After many tries, he gave up.
“I am a sad, heartbroken, ticketless man,” he said.
It turned out that even the mighty Ticketmaster couldn’t handle the demand for Swift’s Eras Tour, slated for the spring. Company executives blamed an unprecedented cyberattack by hackers and bots.
“We invited a million and a half that day to come and buy these tickets, but it’s a bit like partying. Everybody walked through that door at the same time with 3.5 billion requests,” said Michael Rapino, chief executive of Live Nation.
Swift, like Springsteen, is partly responsible for the breakdown. She endorsed the fan-verified effort to protect fans from scalpers. She also agreed with Ticketmaster to put millions of tickets on sale the same day.
“She wanted to blow up the internet, and she literally did,” Budnick said. “Ticketmaster should have said no.”
Swift later said of Ticketmaster, “we asked them, many times, if they could handle this type of request and were assured they could.”
And why would Swift want to break the internet?
“She wanted to be able to say she sold out stadiums across the country” in a single day, Lefsetz said.
Carolyn Sloane, an economist at the University of California, Riverside, is another Swift fan who tried unsuccessfully to secure a ticket for the Eras Tour.
“I tried to sign up for the presale, and I don’t think it even confirmed me as a real person,” she said.
Swift and her team likely regret trying to break Ticketmaster’s single-day sales record, which they did, Sloane said. “But I think it’s unfair to direct all this anger at Taylor.”
Fans come to Ticketmaster with unrealistic expectations. According to one estimate, Swift would have had to perform 900 stadium shows to meet the demand for tickets for her tour.
This imbalance between supply and demand causes chaos when an artist of Swift’s stature announces a tour. It pushes ticket prices into the stratosphere.
“And it comes down to what makes people think it’s worth paying $500 to see Taylor Swift or Beyoncé. And there’s nothing rational about it,” said Steve Waksman, professor of music at Smith College and author of “Live Music in America: A History from Jenny Lind to Beyoncé.”

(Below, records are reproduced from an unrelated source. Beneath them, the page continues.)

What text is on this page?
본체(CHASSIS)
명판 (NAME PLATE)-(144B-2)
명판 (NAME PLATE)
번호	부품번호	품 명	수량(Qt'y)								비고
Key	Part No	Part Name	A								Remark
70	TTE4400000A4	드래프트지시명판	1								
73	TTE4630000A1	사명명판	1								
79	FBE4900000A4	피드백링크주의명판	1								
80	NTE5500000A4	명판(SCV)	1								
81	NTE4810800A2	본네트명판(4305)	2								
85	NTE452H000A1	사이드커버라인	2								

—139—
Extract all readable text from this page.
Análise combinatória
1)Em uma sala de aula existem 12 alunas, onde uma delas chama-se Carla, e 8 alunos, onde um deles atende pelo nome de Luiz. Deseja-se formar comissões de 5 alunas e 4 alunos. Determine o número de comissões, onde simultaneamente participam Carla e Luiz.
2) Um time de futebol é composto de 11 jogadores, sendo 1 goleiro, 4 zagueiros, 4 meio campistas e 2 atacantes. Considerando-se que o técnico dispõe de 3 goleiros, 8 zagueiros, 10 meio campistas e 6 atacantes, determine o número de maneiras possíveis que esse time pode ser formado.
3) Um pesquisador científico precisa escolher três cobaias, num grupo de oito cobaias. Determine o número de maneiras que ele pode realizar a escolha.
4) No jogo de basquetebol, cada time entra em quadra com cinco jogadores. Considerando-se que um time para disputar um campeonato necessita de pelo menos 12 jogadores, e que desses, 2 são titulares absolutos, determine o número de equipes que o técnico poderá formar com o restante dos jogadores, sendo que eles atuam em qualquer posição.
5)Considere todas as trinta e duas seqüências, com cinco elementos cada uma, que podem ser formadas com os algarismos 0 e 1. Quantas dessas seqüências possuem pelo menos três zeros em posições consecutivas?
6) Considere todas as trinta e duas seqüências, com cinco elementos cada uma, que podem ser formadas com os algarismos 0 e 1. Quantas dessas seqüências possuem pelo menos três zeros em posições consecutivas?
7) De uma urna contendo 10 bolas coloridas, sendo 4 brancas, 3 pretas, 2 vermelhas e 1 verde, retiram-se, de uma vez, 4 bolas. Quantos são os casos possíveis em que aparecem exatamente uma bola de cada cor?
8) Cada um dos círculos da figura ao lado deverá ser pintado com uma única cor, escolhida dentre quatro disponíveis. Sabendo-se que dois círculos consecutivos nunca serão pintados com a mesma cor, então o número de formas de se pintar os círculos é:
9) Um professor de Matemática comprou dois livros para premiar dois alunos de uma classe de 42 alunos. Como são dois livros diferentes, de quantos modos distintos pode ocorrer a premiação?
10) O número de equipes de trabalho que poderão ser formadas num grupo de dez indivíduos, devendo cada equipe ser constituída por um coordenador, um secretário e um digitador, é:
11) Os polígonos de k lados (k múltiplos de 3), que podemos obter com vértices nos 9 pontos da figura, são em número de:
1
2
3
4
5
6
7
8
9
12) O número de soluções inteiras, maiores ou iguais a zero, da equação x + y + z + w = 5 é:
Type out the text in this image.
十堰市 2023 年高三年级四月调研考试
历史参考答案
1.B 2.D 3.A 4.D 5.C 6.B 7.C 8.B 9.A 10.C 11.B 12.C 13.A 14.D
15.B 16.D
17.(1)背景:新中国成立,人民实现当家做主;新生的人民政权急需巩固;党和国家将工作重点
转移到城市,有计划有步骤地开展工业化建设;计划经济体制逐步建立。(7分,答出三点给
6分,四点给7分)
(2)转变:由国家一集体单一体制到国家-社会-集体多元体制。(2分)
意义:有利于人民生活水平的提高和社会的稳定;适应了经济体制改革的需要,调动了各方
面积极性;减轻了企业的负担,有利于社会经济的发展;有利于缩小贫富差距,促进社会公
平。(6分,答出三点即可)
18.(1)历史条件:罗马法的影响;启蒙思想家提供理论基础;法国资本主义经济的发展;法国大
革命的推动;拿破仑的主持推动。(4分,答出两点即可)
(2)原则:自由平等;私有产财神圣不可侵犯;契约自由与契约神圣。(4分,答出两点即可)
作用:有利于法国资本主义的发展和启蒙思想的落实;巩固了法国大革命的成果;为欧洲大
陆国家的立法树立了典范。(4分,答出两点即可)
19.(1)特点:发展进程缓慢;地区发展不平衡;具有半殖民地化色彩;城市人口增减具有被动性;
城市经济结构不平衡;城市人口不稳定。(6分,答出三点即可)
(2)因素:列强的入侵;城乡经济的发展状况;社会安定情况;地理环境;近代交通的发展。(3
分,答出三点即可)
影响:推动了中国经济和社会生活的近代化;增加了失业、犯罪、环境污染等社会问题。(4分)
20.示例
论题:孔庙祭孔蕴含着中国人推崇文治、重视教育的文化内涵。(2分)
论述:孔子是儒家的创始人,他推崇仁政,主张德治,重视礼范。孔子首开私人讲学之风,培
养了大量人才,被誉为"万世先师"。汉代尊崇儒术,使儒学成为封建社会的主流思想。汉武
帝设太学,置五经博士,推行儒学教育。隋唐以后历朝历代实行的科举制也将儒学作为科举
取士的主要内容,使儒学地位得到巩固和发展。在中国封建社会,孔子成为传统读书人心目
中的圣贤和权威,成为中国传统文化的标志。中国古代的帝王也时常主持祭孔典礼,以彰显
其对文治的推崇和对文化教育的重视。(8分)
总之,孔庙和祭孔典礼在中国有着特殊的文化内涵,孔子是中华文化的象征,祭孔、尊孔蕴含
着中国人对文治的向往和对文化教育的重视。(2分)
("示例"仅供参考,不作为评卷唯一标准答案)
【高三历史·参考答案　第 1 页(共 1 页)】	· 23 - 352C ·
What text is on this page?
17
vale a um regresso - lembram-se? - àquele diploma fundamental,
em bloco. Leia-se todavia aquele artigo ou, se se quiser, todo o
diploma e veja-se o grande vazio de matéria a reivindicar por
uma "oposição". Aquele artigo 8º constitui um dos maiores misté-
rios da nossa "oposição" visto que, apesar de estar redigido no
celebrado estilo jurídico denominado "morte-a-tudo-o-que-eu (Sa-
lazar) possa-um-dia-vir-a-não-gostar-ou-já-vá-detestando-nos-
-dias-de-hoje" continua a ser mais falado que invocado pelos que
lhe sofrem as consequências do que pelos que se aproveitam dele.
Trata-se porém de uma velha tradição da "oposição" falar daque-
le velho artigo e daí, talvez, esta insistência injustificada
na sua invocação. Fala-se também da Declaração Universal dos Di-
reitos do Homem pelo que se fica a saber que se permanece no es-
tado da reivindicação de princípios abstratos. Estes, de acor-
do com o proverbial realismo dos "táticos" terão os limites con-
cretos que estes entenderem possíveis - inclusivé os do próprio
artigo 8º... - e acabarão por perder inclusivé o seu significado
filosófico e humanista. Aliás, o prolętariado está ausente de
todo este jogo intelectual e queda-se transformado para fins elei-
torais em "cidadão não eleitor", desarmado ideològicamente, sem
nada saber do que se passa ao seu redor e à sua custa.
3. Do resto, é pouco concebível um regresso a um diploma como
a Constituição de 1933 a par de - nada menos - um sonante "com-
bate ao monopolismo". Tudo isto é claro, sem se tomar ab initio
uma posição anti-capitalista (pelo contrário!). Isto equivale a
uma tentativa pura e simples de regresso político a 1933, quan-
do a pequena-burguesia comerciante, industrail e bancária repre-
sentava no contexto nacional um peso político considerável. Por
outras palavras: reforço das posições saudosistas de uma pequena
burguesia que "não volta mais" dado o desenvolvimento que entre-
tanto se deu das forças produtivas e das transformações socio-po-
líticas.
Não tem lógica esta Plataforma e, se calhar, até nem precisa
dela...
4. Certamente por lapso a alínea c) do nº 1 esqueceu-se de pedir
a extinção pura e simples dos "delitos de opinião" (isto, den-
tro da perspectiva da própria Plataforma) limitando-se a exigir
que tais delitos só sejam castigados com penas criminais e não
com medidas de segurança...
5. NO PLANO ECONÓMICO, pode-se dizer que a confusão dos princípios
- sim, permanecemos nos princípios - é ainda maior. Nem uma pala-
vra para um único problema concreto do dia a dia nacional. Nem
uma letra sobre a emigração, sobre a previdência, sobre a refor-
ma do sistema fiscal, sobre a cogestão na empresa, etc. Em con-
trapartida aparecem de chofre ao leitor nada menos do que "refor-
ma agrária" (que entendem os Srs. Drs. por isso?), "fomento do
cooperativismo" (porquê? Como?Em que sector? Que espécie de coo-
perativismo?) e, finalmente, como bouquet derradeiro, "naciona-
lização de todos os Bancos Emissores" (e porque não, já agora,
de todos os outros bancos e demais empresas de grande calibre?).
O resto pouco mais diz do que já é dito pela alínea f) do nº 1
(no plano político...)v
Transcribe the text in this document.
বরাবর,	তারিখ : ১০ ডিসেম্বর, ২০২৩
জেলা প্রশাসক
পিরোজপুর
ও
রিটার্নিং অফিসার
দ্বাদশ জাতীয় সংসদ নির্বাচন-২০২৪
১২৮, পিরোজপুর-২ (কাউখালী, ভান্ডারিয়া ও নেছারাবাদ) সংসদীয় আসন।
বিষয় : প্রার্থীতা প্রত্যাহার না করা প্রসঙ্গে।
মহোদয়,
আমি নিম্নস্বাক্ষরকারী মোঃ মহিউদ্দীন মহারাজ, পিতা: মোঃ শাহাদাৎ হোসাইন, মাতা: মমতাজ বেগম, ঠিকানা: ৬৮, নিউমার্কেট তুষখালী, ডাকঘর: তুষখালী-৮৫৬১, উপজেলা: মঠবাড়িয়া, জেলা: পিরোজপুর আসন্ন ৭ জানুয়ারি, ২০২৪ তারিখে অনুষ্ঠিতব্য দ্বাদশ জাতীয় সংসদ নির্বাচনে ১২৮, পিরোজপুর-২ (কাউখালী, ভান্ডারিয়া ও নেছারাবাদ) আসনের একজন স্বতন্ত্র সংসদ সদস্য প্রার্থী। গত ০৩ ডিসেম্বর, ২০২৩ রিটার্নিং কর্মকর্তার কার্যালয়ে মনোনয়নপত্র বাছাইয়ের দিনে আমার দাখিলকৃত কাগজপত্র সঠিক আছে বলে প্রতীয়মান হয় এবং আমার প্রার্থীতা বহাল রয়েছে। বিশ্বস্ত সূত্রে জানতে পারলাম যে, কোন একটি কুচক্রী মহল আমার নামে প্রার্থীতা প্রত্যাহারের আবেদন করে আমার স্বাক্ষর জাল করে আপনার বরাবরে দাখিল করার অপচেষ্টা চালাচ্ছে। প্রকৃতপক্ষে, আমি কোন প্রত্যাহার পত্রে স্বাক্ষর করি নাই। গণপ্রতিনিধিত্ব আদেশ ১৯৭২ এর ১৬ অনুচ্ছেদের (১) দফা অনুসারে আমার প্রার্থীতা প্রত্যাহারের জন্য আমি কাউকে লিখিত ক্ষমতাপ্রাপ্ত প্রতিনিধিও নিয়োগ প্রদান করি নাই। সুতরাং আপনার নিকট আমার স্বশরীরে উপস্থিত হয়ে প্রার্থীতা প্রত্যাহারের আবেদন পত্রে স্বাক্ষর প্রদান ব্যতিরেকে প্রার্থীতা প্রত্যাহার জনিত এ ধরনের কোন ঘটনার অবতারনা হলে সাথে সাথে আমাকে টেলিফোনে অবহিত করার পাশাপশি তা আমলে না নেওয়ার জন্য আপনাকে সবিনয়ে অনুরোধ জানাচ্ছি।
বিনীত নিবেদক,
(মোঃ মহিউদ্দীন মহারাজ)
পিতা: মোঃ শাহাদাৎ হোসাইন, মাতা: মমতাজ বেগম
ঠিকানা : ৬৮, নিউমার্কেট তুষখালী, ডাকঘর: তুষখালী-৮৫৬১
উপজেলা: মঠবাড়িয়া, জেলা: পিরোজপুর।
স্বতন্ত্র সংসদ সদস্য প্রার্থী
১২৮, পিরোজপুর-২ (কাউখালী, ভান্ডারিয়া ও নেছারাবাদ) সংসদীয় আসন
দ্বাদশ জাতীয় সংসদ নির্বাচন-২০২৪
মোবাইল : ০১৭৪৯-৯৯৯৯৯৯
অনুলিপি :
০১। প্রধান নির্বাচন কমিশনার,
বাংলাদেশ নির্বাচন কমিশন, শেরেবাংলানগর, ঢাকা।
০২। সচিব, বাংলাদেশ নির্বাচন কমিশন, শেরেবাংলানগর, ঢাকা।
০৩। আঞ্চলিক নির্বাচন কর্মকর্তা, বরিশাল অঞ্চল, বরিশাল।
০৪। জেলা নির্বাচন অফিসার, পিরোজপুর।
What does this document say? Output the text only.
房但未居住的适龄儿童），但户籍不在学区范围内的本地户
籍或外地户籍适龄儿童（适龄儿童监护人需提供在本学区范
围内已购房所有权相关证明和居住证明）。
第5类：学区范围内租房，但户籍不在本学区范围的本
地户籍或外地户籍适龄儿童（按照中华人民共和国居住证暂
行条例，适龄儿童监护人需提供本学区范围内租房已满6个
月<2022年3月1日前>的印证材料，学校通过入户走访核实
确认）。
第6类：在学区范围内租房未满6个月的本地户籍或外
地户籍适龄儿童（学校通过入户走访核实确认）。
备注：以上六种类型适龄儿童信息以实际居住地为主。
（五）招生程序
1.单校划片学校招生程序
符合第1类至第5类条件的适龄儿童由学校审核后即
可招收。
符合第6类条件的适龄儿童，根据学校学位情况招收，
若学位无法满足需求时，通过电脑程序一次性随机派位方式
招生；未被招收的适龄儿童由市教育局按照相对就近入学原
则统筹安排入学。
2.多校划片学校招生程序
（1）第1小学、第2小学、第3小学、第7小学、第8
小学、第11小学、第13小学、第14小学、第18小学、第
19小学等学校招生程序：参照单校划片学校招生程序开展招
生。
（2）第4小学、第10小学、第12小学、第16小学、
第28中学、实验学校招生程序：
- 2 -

Beyoncé and Swift are rich beyond imagination. Yet to capitalize on that income, they and most of their millennial peers need gig income. The advent of music file sharing with Napster in 1999 triggered the decline of lucrative album sales.
“Before Napster, they were touring to promote an album that they were trying to sell,” Sloane said. “Now they’re releasing an album to tour.”
The entire price of a three-digit ticket goes to the artist. Service fees, often totaling 20% of face value, go mostly to the site, with smaller portions reserved for credit card fees and Ticketmaster itself.
When fans complain, Ticketmaster takes the heat.
“Ticketmaster is a cover for acts,” Lefsetz said. “Ticketmaster doesn’t do anything that the deeds don’t approve of. It is the actions that set the price.
Springsteen and Swift have publicly complained about Ticketmaster, but such outbursts are rare. Ticketmaster’s market dominance leaves artists with few alternatives, analysts say.
“If you don’t choose to use Ticketmaster as your box office, as an artist, you can potentially be kicked out of every good venue in the country,” Sloane said.
Congress and the Biden administration could try one of many reforms to fix the concert ticket problem. They could crack down on the scalper market driving prices up. They could restrict the resale of tickets for profit. They could print the buyer’s name on each ticket, like airlines do. They could break up Live Nation.
They could. But industry analysts don’t think they will.
“It’s a matter that nobody in Congress understands,” Lefsetz said. “They want to get noticed by the public, which is irrational and not understanding either.”